The tribes disagree, saying the compacts automatically renew, but they are willing to discuss changes if Stitt makes that concession. They plan to continue gaming operations as normal on Jan. 1.

More than 130 gaming operations in the state are run by tribes, generating millions in exclusivity fees for the state. In exchange for substantial exclusivity, they pay rates ranging from 4 percent to 10 percent for Class III games, which include slot machines, roulette and craps. Tribes also operate Class II games, which include electronic bingo, and do not pay exclusivity fees to the state on them.

Hoskin said the Oklahoma gaming market already has a great deal of saturation and competition. Tribes have spent billions of dollars on developing gaming facilities.

“For the state to actively recruit for-profit gaming corporations to compete with Oklahoma’s tribal nations, it would require significant changes to our laws by members of the state Legislature,” said Muscogee (Creek) Nation Principal Chief James Floyd.

“Furthermore, removing the exclusivity agreement with our tribes also effectively removes the constraints of a nation’s boundaries on where a gaming facility may be constructed,” Floyd said. “Gov. Stitt is potentially opening up all of Oklahoma for gaming on every corner of every neighborhood in any part of the state.”

Matthew Morgan, Oklahoma Indian Gaming Association chairman and executive officer for policy development and gaming for the Chickasaw Nation, called Stitt’s remarks disappointing.

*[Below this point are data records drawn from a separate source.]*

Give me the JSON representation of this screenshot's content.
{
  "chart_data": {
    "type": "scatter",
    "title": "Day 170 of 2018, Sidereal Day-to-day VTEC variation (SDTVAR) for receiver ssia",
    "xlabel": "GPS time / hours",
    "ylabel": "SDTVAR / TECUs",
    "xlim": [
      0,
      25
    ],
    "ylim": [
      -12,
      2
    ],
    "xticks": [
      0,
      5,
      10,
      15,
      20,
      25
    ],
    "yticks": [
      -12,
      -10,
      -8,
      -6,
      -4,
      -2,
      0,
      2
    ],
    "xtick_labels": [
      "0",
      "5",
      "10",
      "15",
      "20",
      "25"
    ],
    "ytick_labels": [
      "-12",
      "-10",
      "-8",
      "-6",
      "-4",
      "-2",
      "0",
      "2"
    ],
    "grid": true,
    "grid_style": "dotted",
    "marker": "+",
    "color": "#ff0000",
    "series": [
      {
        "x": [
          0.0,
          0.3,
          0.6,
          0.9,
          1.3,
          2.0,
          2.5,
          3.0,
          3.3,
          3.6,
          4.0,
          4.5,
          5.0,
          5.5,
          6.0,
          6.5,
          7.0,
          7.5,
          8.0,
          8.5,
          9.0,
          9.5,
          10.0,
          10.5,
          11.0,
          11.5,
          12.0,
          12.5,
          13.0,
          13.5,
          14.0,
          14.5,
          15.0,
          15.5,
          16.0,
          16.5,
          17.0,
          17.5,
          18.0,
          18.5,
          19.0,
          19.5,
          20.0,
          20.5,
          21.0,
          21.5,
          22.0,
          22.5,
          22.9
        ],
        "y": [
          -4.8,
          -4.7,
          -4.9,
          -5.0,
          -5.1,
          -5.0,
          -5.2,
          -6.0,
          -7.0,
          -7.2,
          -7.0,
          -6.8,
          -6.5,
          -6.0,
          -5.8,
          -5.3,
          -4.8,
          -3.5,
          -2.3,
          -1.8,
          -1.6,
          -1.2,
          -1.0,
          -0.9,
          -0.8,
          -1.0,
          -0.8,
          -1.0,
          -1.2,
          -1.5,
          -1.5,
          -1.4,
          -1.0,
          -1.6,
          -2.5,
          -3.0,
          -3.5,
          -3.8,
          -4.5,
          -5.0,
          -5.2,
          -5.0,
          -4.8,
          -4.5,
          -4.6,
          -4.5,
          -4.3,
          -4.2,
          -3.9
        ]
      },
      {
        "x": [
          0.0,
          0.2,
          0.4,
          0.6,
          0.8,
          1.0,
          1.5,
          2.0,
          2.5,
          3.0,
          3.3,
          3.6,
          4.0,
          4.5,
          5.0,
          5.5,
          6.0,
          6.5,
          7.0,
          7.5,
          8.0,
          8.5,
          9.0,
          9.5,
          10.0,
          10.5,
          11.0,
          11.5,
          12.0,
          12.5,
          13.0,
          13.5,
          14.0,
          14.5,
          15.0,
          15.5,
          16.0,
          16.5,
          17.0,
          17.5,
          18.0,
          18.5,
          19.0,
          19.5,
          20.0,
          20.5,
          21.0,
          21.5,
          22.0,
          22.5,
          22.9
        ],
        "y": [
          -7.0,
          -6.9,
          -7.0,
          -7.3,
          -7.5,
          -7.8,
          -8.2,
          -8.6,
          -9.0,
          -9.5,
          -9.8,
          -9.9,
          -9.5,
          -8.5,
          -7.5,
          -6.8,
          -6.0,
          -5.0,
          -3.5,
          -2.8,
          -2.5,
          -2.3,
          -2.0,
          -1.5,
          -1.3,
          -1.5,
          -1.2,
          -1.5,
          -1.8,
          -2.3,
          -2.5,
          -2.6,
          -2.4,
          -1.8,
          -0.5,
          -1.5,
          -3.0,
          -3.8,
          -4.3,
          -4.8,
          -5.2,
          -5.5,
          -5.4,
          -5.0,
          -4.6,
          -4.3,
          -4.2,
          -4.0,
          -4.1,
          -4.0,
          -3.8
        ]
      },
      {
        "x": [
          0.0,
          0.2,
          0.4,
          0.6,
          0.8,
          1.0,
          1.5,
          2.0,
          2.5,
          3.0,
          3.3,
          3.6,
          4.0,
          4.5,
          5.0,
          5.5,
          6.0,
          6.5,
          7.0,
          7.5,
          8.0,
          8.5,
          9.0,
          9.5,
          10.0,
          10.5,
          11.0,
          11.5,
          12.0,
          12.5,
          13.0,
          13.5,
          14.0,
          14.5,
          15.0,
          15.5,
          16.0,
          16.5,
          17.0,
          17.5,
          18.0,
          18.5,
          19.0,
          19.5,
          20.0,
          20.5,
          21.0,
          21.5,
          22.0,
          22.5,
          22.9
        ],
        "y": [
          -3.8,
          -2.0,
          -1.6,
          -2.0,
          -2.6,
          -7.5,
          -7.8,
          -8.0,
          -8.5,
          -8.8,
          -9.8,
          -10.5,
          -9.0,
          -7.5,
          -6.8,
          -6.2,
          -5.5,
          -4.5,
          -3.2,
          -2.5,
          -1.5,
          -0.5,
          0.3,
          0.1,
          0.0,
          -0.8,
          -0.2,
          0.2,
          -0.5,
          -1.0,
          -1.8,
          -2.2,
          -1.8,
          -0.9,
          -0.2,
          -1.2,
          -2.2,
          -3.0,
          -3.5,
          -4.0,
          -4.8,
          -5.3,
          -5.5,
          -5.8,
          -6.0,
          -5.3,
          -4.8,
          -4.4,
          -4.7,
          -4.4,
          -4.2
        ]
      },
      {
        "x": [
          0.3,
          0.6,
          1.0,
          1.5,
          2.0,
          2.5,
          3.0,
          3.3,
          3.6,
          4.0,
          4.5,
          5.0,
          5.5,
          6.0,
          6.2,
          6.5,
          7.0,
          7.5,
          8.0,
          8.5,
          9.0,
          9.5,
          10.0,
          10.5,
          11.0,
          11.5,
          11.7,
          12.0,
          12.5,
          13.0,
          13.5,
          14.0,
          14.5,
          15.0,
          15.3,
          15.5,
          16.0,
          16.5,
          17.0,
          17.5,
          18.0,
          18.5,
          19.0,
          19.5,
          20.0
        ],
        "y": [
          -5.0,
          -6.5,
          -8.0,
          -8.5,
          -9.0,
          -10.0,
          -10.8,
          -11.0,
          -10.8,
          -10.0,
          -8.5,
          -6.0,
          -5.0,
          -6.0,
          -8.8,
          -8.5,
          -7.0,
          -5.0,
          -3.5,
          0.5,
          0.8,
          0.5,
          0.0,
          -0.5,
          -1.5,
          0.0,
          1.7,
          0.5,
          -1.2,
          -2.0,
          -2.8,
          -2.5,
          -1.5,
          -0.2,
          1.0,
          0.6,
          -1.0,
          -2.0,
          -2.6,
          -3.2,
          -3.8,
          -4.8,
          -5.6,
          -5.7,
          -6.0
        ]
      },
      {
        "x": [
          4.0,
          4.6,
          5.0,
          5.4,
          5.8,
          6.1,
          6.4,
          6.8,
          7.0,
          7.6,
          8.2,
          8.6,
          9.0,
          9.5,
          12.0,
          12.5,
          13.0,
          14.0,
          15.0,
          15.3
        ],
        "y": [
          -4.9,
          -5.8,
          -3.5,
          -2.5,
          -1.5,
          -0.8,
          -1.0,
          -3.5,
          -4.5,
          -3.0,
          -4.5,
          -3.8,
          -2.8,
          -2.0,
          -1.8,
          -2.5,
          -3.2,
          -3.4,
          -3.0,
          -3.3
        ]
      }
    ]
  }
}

He said tribes live, work and invest in the state of Oklahoma.

“He has a strong partnership in the state,” Morgan said. “Any commercial operator that is out of state isn’t living here, isn’t investing here, isn’t working together hand in hand with local communities to better Oklahoma.”

Stephen Greetham, senior counsel for the Chickasaw Nation, said it would be difficult to imagine a private, for-profit corporation investing in schools, health care, roads, infrastructure and education like the tribes do.

Allowing commercial gaming in the state would require legislative approval. Greetham said if commercial gaming were allowed, it would breach the compacts and result in a $150 million annual loss for the state in exclusivity fees. “I don’t know what to make of Gov. Stitt’s public comments,” Greetham said. “They are all over the map.”

Chickasaw Nation Gov. Bill Anoatubby was also asked about Stitt’s remarks. “Tribes have invested millions of dollars in facilities and infrastructure, helping tribal gaming become an increasingly important engine for economic development across Oklahoma, and particularly in rural Oklahoma,” Anoatubby said. “Growth in tribal economic development has been a win-win for the state and tribes. It’s a testament to what we can accomplish when we work together,” he said.